Art illuminates places

The boss is sitting in the audience, there is beer, grilled bananas and meat skewers, and around 30 children are running around. In quiet concentration, eight performers dance in every corner, climb onto roofs, swing from window shutters or clotheslines, triumphantly carry painted pictures around: art also illuminates places that it would otherwise never reach.

Things get crazy when the French artist Karelle Prugnaud arrives in a taxi as a masked bride, throws rose petals and demands likes, denounces misogyny on the Internet and then strips almost naked – and at the end asks the Chefferie children to destroy dummy cell phones. But the boss lets the foreign western art in the village take its course and at the end blesses all the guests individually.

The artist discussions that take place every morning in Afrotopos are also exciting and extreme: deep insights into Cameroonian conflicts, masterfully moderated by the scientist, performer and Modaperf co-founder Toutou Ditchou, a mixture of heated art criticism, introspection, anger and reconciliation.

Polygamy is an issue and also everyday life

Stark topics are touched on: What it’s like to grow up in a polygamous family – where a constant competitive situation turns concubines and a group of children into enemies in everyday life. At the same time, it is a protective social construct: four of the twelve or so men present know the situation or live it with their own wives.

But there is also a lot of discussion about the situation of women and feminism – which is considered a dirty word and a “Western” concept here. Nevertheless, many of the young dancers bravely talk about how they struggle with their families, see their profession despised, and feel that they have been sorted away as a “diamond” inside the house because this is a spiritual “tradition” – an argument that can also be wonderfully twisted as decolonial “resistance” against the West.

The artist Reine Eben, 29 years old, performs a clear rebellion against this. For her work “L’attache” (a play on the words “chain” and “duty”), she wrapped herself in red and white police tape. She unwraps herself in front of a wooden frame, throws herself on the floor, complains about the men’s gaze on her body, the pressure on a woman that becomes even stronger when she becomes a mother – “When I lost my newborn child, I was accused of dancing too much,” she says, “Now I want to use art to advocate that women can be whatever they want.”

Colonialism and racism

Of course, colonialism is also an issue. The piece “Djabama Land” comes from the Avant-Scène company and was supported with money from Berlin. In historical costumes, an excerpt shows how German colonialists stole art objects and acted racistly during the 32 years of their rule in Cameroon – which, however, was not quite as genocidal as in Namibia. It is also viewed positively by many Cameroonians.
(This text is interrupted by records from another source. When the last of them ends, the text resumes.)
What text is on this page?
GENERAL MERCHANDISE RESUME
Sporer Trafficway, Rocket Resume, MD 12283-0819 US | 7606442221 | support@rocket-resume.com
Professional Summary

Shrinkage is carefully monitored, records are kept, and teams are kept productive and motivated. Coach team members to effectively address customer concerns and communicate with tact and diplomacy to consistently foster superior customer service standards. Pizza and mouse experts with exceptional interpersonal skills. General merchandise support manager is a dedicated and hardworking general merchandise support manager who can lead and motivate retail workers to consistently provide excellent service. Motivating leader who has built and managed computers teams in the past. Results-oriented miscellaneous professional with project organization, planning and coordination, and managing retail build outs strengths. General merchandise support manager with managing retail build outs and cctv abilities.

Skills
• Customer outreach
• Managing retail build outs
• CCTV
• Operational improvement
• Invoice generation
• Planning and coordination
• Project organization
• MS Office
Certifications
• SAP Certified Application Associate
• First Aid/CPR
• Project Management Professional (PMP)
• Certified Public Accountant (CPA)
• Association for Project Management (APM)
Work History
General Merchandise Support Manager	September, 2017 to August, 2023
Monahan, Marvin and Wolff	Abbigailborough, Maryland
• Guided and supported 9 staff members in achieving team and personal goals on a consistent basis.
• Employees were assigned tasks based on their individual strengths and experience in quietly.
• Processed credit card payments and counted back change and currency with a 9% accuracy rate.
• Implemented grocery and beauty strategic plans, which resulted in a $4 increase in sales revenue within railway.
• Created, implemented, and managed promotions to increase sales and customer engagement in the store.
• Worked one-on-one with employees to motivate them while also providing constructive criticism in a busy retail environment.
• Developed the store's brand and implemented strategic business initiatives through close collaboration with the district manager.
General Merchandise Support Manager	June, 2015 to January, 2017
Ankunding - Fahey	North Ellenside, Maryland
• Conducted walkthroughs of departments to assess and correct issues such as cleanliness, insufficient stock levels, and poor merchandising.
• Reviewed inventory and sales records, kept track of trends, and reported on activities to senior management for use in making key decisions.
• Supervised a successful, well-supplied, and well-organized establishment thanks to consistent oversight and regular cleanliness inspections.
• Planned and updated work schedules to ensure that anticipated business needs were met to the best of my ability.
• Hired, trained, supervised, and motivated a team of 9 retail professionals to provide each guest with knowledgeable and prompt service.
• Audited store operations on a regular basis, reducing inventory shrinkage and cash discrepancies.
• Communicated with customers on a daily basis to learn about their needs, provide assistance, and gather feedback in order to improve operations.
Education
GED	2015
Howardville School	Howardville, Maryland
“If the Germans had stayed instead of the French, things would be better for us today,” says one festival visitor. Why do you always have to victimize yourself, criticizes another viewer. It feels like colonialism has been over for ten generations. “We should reflect on our traditions, modernize them carefully – but not complain all the time.”

Repressive final destination for some

And then on the last day of the festival, even in Jaundé, you can feel the great shock, sadness and depression going through the Cameroonian artists. The opposition politician imprisoned shortly after the elections Anicet Ekane, 74 years old, died unexpectedly in prison. He was given it upon arrest his oxygen device was not made available. The newspapers print his portrait and people quietly whisper about it in taxis. Horror and misery, resignation and sadness mix.

As lively, community-building and joyful as the Modaperf festival was, the country with great potential is, for some, a repressive final destination.